Ruby: do fewer regexp matches in SensitiveActions

nickrolfe · nickrolfe · commit 8f2e51faa664 · 2024-04-24T12:32:49.000+01:00
diff --git a/ruby/ql/lib/codeql/ruby/security/SensitiveActions.qll b/ruby/ql/lib/codeql/ruby/security/SensitiveActions.qll
@@ -28,24 +28,37 @@ abstract class SensitiveNode extends DataFlow::Node {
 }
 
 /** A method call that might produce sensitive data. */
-class SensitiveCall extends SensitiveNode instanceof DataFlow::CallNode {
+abstract class SensitiveCall extends SensitiveNode { }
+
+private class SensitiveDataMethodNameCall extends SensitiveCall instanceof DataFlow::CallNode {
   SensitiveDataClassification classification;
 
-  SensitiveCall() {
+  SensitiveDataMethodNameCall() {
     classification = this.getMethodName().(SensitiveDataMethodName).getClassification()
-    or
-    // This is particularly to pick up methods with an argument like "password", which
-    // may indicate a lookup.
-    exists(string s | super.getArgument(_).asExpr().getConstantValue().isStringlikeValue(s) |
-      nameIndicatesSensitiveData(s, classification)
-    )
   }
 
   override string describe() { result = "a call to " + super.getMethodName() }
 
   override SensitiveDataClassification getClassification() { result = classification }
 }
 
+private class SensitiveArgumentCall extends SensitiveCall instanceof DataFlow::CallNode {
+  string argName;
+
+  SensitiveArgumentCall() {
+    // This is particularly to pick up methods with an argument like "password", which may indicate
+    // a lookup.
+    super.getArgument(_).asExpr().getConstantValue().isStringlikeValue(argName) and
+    nameIndicatesSensitiveData(argName)
+  }
+
+  override string describe() { result = "a call to " + super.getMethodName() }
+
+  override SensitiveDataClassification getClassification() {
+    nameIndicatesSensitiveData(argName, result)
+  }
+}
+
 /** An access to a variable or hash value that might contain sensitive data. */
 abstract class SensitiveVariableAccess extends SensitiveNode {
   string name;
@@ -93,7 +106,7 @@ private string unprefixedVariableName(string name) { result = name.regexpReplace
 
 /** A write to a variable or property that might contain sensitive data. */
 private class BasicSensitiveWrite extends SensitiveWrite {
-  SensitiveDataClassification classification;
+  string unprefixedName;
 
   BasicSensitiveWrite() {
     exists(string name |
@@ -111,23 +124,29 @@ private class BasicSensitiveWrite extends SensitiveWrite {
        */
 
       writesProperty(this, name) and
-      nameIndicatesSensitiveData(unprefixedVariableName(name), classification)
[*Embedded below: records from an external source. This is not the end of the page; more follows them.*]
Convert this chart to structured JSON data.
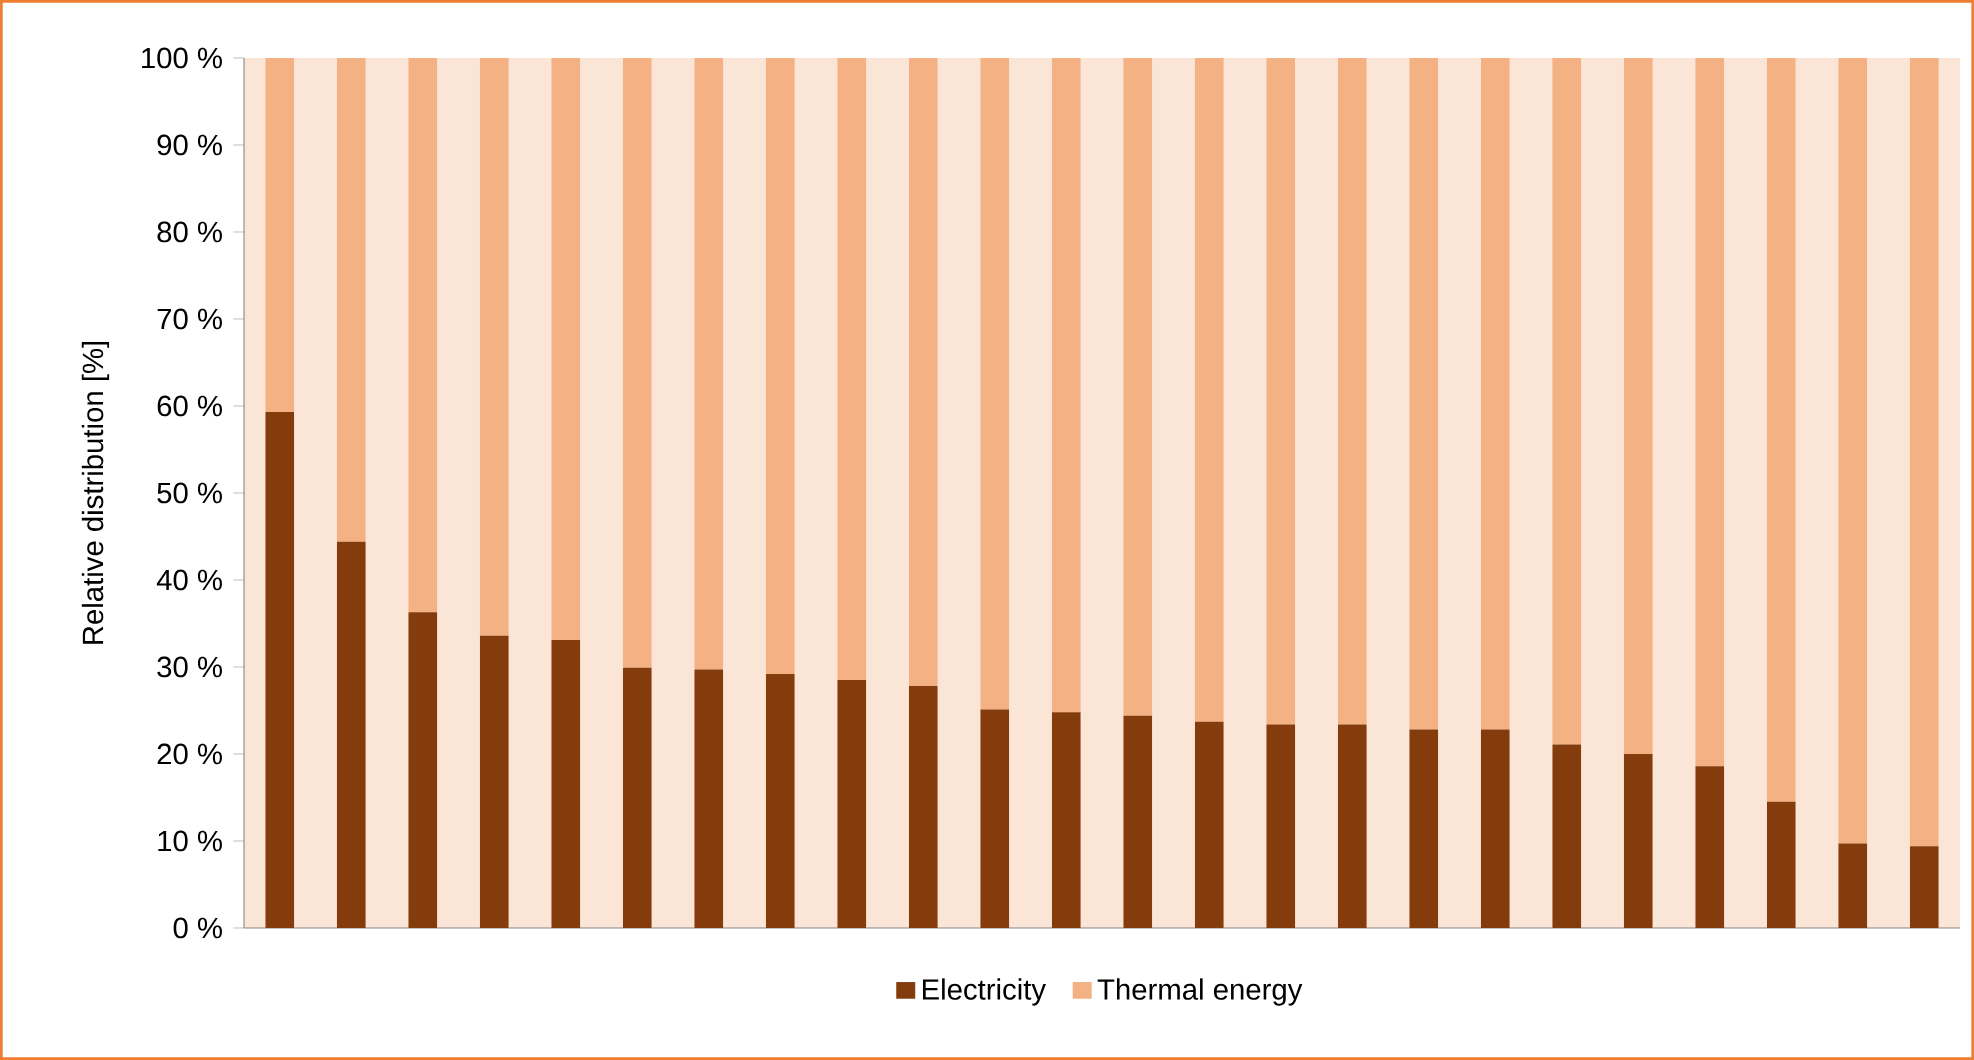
{
  "chart_data": {
    "type": "bar",
    "stacked": true,
    "ylabel": "Relative distribution [%]",
    "categories": [
      null,
      null,
      null,
      null,
      null,
      null,
      null,
      null,
      null,
      null,
      null,
      null,
      null,
      null,
      null,
      null,
      null,
      null,
      null,
      null,
      null,
      null,
      null,
      null
    ],
    "series": [
      {
        "name": "Electricity",
        "color": "#843c0c",
        "values": [
          59.3,
          44.4,
          36.3,
          33.6,
          33.1,
          29.9,
          29.7,
          29.2,
          28.5,
          27.8,
          25.1,
          24.8,
          24.4,
          23.7,
          23.4,
          23.4,
          22.8,
          22.8,
          21.1,
          20.0,
          18.6,
          14.5,
          9.7,
          9.4
        ]
      },
      {
        "name": "Thermal energy",
        "color": "#f4b183",
        "values": [
          40.7,
          55.6,
          63.7,
          66.4,
          66.9,
          70.1,
          70.3,
          70.8,
          71.5,
          72.2,
          74.9,
          75.2,
          75.6,
          76.3,
          76.6,
          76.6,
          77.2,
          77.2,
          78.9,
          80.0,
          81.4,
          85.5,
          90.3,
          90.6
        ]
      }
    ],
    "ylim": [
      0,
      100
    ],
    "yticks": [
      {
        "value": 0,
        "label": "0 %"
      },
      {
        "value": 10,
        "label": "10 %"
      },
      {
        "value": 20,
        "label": "20 %"
      },
      {
        "value": 30,
        "label": "30 %"
      },
      {
        "value": 40,
        "label": "40 %"
      },
      {
        "value": 50,
        "label": "50 %"
      },
      {
        "value": 60,
        "label": "60 %"
      },
      {
        "value": 70,
        "label": "70 %"
      },
      {
        "value": 80,
        "label": "80 %"
      },
      {
        "value": 90,
        "label": "90 %"
      },
      {
        "value": 100,
        "label": "100 %"
      }
    ],
    "grid": false,
    "legend": "bottom"
  }
}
+      unprefixedName = unprefixedVariableName(name) and
+      nameIndicatesSensitiveData(unprefixedName)
     )
   }
 
   /** Gets a classification of the kind of sensitive data the write might handle. */
-  SensitiveDataClassification getClassification() { result = classification }
+  SensitiveDataClassification getClassification() {
+    nameIndicatesSensitiveData(unprefixedName, result)
+  }
 }
 
 /** An access to a variable or hash value that might contain sensitive data. */
 private class BasicSensitiveVariableAccess extends SensitiveVariableAccess {
-  SensitiveDataClassification classification;
+  string unprefixedName;
 
   BasicSensitiveVariableAccess() {
-    nameIndicatesSensitiveData(unprefixedVariableName(name), classification)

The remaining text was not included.